Logits, Temperature, and Top-P in LLM Token Selection

In this article, you will learn how logits, temperature, and top-p sampling work together to control next-token prediction in large language models.

Topics covered include:

What logits are and how they are produced by a transformer’s final linear layer.
How temperature and top-p (nucleus sampling) shape the probability distribution used for token selection.
How these three components fit into a sequential pipeline that governs LLM output generation.

The Statistics of Token Selection: Logits, Temperature, and Top-P Walkthrough

Introduction

When large language models (LLMs) produce outputs, several criteria are at stake, including overall response relevance, coherence, and creativity. Since models operate by building their response token by token, capturing these desirable properties is a matter of mathematically adjusting the output probability distributions that govern the next-token prediction process.

This article introduces the mechanics behind LLM decoding strategies from a statistical vantage point. In particular, we will explore how raw model scores, known as logits, interact with two other model settings — temperature and top-p — which are three key parameters used to control the token selection process.

While we will focus on the very final stages of the transformer architecture, this article provides a concise overview of the whole process and the journey tokens make from beginning to end.

Token selection process in LLMs

What Are Logits?

In neural networks, the raw, unnormalized scores produced at final linear layers before converting them into probabilities are known as logits. While logits have been used since the era of classical machine learning models like softmax regression, the same principle applies to the final linear layer of transformer models. This final layer processes hidden states — which contain gradually accumulated linguistic knowledge about the input text — and outputs a vector of logits, one for each token in the model’s vocabulary.

For example, if an LLM trained for English-to-Spanish translation is predicting the next word after “me gusta mucho,” it might output a raw logit score of 12.5 for “viajar” (travel), 8.2 for “jugar” (play), and -3.1 for “dormir” (sleep). These raw values are unbounded and difficult to interpret directly, so a softmax function is applied on top of the final linear layer to transform them into a standard probability distribution over vocabulary tokens, such that all values sum to 1.

What Are Temperature and Top-P?

Once we have a probability distribution over the target vocabulary, LLMs do not simply choose the highest-probability token every time.

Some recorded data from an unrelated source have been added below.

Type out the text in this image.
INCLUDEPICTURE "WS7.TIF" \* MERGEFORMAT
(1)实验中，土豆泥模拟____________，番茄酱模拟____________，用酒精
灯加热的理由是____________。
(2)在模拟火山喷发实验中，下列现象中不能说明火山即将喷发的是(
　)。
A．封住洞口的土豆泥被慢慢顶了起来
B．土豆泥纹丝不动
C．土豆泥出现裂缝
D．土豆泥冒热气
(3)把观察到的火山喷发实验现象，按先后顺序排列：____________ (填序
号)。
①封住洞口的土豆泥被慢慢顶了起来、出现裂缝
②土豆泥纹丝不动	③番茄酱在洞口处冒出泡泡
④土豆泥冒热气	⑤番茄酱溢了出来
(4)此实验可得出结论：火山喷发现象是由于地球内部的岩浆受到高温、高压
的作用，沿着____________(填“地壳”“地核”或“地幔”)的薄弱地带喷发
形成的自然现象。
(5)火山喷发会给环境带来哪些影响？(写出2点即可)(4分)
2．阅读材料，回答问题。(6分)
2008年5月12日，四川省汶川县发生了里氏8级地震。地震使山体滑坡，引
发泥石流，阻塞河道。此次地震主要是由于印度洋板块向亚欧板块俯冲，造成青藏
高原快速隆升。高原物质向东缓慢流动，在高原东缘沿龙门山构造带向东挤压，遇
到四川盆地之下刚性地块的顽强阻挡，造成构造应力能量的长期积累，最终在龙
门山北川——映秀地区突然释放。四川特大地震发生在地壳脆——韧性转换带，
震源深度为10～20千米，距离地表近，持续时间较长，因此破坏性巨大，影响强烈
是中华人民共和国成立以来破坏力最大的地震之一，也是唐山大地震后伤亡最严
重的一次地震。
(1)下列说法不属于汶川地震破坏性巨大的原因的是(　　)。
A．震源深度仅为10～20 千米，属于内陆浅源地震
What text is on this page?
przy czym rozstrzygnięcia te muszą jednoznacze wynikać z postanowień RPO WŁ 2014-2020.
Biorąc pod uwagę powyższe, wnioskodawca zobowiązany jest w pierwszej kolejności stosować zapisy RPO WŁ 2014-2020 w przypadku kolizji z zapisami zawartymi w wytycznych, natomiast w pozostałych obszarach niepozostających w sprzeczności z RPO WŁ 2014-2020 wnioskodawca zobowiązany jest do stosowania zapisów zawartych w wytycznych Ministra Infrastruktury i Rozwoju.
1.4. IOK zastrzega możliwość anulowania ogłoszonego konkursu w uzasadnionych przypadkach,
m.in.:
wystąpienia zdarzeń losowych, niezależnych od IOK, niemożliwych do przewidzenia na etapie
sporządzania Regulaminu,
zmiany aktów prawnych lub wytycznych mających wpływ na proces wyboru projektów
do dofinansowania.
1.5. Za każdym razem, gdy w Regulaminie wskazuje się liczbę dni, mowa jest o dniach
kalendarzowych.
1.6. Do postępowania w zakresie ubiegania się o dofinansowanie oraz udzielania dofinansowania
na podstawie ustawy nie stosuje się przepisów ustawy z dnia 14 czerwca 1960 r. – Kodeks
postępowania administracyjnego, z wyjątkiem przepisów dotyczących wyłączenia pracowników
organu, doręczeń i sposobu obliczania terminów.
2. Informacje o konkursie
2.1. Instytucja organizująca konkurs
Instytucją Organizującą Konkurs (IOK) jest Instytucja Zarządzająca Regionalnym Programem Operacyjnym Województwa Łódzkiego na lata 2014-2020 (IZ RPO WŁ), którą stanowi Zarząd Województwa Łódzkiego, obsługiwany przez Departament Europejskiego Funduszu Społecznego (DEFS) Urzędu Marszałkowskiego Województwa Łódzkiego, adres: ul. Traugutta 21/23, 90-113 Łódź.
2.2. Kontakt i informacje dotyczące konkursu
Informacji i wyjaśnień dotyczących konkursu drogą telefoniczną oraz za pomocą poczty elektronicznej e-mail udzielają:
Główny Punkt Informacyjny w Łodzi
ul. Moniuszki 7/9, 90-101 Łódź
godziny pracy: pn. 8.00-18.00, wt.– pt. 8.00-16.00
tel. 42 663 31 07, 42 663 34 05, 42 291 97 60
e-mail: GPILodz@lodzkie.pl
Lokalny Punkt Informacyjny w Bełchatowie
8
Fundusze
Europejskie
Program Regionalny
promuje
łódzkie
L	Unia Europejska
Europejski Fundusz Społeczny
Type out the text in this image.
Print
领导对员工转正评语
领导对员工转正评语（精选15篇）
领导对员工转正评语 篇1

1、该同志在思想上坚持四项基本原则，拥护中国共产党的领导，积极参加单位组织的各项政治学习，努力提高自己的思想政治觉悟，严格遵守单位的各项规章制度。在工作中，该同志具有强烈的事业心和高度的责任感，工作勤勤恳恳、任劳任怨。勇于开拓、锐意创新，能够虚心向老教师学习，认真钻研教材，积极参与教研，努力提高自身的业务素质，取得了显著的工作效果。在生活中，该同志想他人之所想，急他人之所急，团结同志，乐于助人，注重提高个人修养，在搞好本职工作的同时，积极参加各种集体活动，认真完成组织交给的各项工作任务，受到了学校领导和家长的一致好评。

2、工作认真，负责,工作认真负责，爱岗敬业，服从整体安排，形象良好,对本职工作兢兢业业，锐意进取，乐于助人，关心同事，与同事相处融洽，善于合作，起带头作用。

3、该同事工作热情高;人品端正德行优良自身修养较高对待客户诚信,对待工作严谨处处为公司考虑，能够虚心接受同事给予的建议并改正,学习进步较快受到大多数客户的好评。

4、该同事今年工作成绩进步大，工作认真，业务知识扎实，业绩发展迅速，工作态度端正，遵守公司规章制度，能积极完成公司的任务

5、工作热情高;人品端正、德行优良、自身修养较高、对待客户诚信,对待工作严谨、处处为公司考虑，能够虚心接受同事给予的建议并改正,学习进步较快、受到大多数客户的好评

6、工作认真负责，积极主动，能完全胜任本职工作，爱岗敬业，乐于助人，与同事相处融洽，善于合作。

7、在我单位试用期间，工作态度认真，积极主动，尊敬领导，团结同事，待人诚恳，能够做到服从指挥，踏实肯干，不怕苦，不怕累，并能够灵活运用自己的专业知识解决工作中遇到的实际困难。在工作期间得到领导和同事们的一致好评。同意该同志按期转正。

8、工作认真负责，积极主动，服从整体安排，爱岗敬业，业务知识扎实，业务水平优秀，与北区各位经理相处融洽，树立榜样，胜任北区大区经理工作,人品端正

The next token is sampled from the distribution, and how this sampling works depends on several decoding parameters — two of the most important being temperature and top-p.

Temperature is a scaling factor applied to the logits before the softmax step. A high temperature (e.g., above 1) flattens the resulting probabilities, making them more uniform, which increases uncertainty and unpredictability and causes the model to behave more creatively. A low temperature (e.g., well below 1) sharpens the differences between high- and low-probability tokens, increasing certainty and strongly favoring the most likely tokens. More detail on temperature can be found in this related article.
Top-p, also called nucleus sampling, controls randomness by limiting the pool of candidate tokens rather than scaling probabilities. While similar strategies like top-k consider only the k highest-probability tokens, top-p identifies the smallest set of tokens whose cumulative probability meets or exceeds a threshold p, making it more adaptive and flexible. For example, setting p=0.9 causes the model to sort tokens by probability and keep adding them to the candidate pool until their cumulative probability reaches 0.9.

The Full Walkthrough: How These Concepts Fit Together

Logit-to-probability calculation, temperature, and top-p combine into a sequential multi-step pipeline for producing next-token predictions.

First, the model generates raw logits for all possible tokens. Temperature then scales these raw logits — note that this happens before the softmax function converts them into probabilities. Depending on the temperature value, the resulting distribution will appear more uniform (high temperature) or sharper (low temperature).

Token selection walkthrough based on logits, temperature, and top-p

Once the scaled logits are converted into probabilities, top-p is applied to filter the resulting distribution, calculating cumulative probabilities to retain only a core nucleus pool of the most likely tokens. Finally, the model samples randomly from within that pool to select the next token.

Closing Remarks

Understanding the statistical process behind token selection helps inform practical decisions about how to configure these parameters. For factual, high-stakes scenarios like coding or legal analysis, a low temperature and a stricter top-p are advisable — for example, t=0.1 and p=0.5 — which yields highly deterministic model responses. For creative domains like poetry generation or brainstorming, a higher temperature and top-p, such as t=0.8 and p=0.95, allow for a richer variety of candidate tokens in the selection pool. Choosing the right balance between predictability and creativity for your use case is the key practical takeaway from understanding how these three mechanisms work together.